Data science is an exciting field to work in, combining advanced statistical and quantitative skills with real programming ability . The aspiring data scientist might consider specializing in many potential programming languages.
While there is no correct answer, there are several things to consider. Your success as a data scientist will depend on many factors, including :
When it comes to advanced data science, you can only reinvent the wheel every time . Learn to master the different packages and modules offered in the language of your choice . The extent to which this is possible depends primarily on the domain-specific packages available to you!
A high-level data scientist will have good programming skills, as well as the ability to cut numbers.
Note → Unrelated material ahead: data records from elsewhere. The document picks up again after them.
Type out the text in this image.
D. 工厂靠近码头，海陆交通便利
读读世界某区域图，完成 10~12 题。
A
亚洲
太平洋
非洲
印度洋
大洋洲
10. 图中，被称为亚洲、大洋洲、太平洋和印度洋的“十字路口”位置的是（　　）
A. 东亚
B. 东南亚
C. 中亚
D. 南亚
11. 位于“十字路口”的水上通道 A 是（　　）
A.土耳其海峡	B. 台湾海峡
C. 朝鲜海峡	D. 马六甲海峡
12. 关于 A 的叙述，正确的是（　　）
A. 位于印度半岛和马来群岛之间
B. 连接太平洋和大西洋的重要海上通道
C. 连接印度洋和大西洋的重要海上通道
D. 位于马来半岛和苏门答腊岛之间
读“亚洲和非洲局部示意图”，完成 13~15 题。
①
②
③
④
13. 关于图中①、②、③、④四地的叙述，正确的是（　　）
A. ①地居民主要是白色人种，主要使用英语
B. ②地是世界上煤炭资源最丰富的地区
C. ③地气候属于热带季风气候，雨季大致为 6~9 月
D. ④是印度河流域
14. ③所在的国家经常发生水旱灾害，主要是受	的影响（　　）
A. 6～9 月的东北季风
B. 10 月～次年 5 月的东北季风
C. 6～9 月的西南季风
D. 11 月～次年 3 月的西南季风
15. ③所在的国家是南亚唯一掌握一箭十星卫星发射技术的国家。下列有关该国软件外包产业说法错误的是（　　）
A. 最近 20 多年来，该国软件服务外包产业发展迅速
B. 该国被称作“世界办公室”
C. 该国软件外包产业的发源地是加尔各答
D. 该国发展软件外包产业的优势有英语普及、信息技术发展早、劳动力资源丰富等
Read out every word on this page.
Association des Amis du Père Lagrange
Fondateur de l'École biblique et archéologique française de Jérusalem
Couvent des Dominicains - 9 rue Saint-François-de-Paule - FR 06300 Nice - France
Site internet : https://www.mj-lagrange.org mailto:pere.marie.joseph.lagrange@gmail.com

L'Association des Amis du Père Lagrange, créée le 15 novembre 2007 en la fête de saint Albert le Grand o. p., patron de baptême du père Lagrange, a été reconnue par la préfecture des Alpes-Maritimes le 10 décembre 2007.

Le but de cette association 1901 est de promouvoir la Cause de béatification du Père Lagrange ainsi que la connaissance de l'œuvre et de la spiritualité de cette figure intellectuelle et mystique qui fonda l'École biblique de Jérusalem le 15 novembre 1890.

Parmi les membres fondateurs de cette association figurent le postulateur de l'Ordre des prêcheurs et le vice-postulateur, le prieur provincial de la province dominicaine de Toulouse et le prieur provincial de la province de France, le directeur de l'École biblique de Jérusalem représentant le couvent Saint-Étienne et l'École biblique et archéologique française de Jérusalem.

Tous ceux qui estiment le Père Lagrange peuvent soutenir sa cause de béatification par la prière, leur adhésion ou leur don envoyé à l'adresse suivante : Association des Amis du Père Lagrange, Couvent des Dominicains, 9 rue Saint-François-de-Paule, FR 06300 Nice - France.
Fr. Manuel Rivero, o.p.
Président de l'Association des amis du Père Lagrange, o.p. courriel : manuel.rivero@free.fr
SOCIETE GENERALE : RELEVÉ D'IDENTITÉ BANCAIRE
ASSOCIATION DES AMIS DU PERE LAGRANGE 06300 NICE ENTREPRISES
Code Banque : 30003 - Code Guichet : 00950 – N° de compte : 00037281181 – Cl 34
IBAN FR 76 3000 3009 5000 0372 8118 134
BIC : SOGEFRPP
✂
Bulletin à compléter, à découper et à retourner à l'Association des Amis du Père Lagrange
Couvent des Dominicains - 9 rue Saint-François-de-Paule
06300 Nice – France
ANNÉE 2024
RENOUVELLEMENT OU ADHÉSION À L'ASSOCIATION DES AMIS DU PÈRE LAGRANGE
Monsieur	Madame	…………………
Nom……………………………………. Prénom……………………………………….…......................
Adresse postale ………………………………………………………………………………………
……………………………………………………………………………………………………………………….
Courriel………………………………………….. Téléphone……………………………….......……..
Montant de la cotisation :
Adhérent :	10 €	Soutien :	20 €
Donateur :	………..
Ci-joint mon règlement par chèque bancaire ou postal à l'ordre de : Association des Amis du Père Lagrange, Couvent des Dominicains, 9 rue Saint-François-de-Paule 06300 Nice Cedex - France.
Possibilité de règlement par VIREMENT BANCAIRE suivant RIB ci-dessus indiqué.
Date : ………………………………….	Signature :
The bulk of the work daily in data science is devoted to research and processing of raw data or “data cleansing” . For that, no amount of sophisticated machine learning packages will help.
In the rapidly evolving world of business data science, there is a lot to be said about getting the job done quickly. However, this is what allows technical debt to creep in – and it is only through good practice that it can be minimized .
In some cases, optimizing the performance of your code is essential , especially when dealing with large volumes of critical data. Compiled languages are generally much faster than interpreted ones; Likewise, statically typed languages are considerably more reliable than dynamically typed languages. The obvious trade-off is against productivity.
To a certain extent, they can be seen as a couple of axes (specificity generality, performance-productivity). Each of the languages below falls somewhere on these spectra.
With these fundamentals in mind, let’s take a look at some of the most popular languages used in data science.
Released in 1995 as a direct descendant of the old S programming language, R has grown increasingly powerful . Written in C, Fortran and itself, the project is currently supported by the R Foundation for Statistical Informatics .
- Excellent range of high quality, domain specific and open source packages . R offers a package for almost every quantitative and statistical application imaginable. This includes neural networks, nonlinear regression, phylogenetics, advanced tracing, and many more.
- The basic installation includes very comprehensive and integrated statistical functions and methods. R also handles matrix algebra very well.
- Data visualization is a big plus with the use of libraries such as ggplot2 .
- Performance. There are not two ways, R is not a fast language .
- Domain specificity. R is great for statistics and data science. But less for general programming.
- Oddities. R has a few unusual features that might appeal to programmers experienced in other languages. For example: indexing from 1, use of several assignment operators, unconventional data structures.
R is a powerful language that excels in a wide variety of statistical and data visualization applications , and being open source allows for a very active community of contributors. Its recent growth in popularity is testament to its effectiveness.
Guido van Rossum introduced the Python language in 1991. It has since grown into an extremely popular, versatile language widely used by the information technology community. The major versions are currently 3.6 and 2.7 .
- Python is a very popular and very popular general purpose programming language. It offers a wide range of specially designed modules and community support. Many online services provide a Python API.
- Python is an easy language to learn. The low barrier to entry makes it an ideal mother tongue for programming beginners.
- Packages like pandas , scikit-learn, and Tensorflow make Python a solid option for advanced machine learning applications.
- Type Safety: Python is a dynamically typed language , which means you need to be extremely careful. Type errors (such as passing a string as an argument to a method that expects an integer) should be expected from time to time.
- For statistical and specific data analysis purposes, R’s wide range of packages gives it a slight edge over Python. For general purpose languages, there are faster and more secure alternatives to Python.
Python is a great choice of language for data science, and not just for beginners. Much of the data science process revolves around the ETL (extract-transform-load) process. This makes the generality of Python perfectly suited. Libraries like Google’s Tensorflow make Python a very interesting language to work in for machine learning.
SQL (‘Structured Query Language’) defines, manages and queries relational databases . The language first appeared in 1974 and has since undergone numerous implementations, but the basic principles remain the same.
Varies – some implementations are free, other owners
- Very efficient for querying , updating and handling relational databases.
- The declarative syntax makes SQL an often very readable language.
- The SQL language is widely used in many applications , which makes it a very useful language to know. Modules such as SQLAlchemy make it easy to integrate SQL with other languages.
- SQL’s analytical capabilities are rather limited – beyond aggregating and summing, counting and averaging data, your options are limited.
- For programmers coming from an imperative background, SQL declarative syntax can present a learning curve.
- There are many different implementations of SQL, such as PostgreSQL , SQLite , MariaDB . They are all different enough to make interoperability a headache.
SQL is more useful as a computer language than as an advanced analytical tool. Yet a large part of the data science process relies on ETL, and SQL’s longevity and efficiency prove that it is a very useful language for the data scientist to know.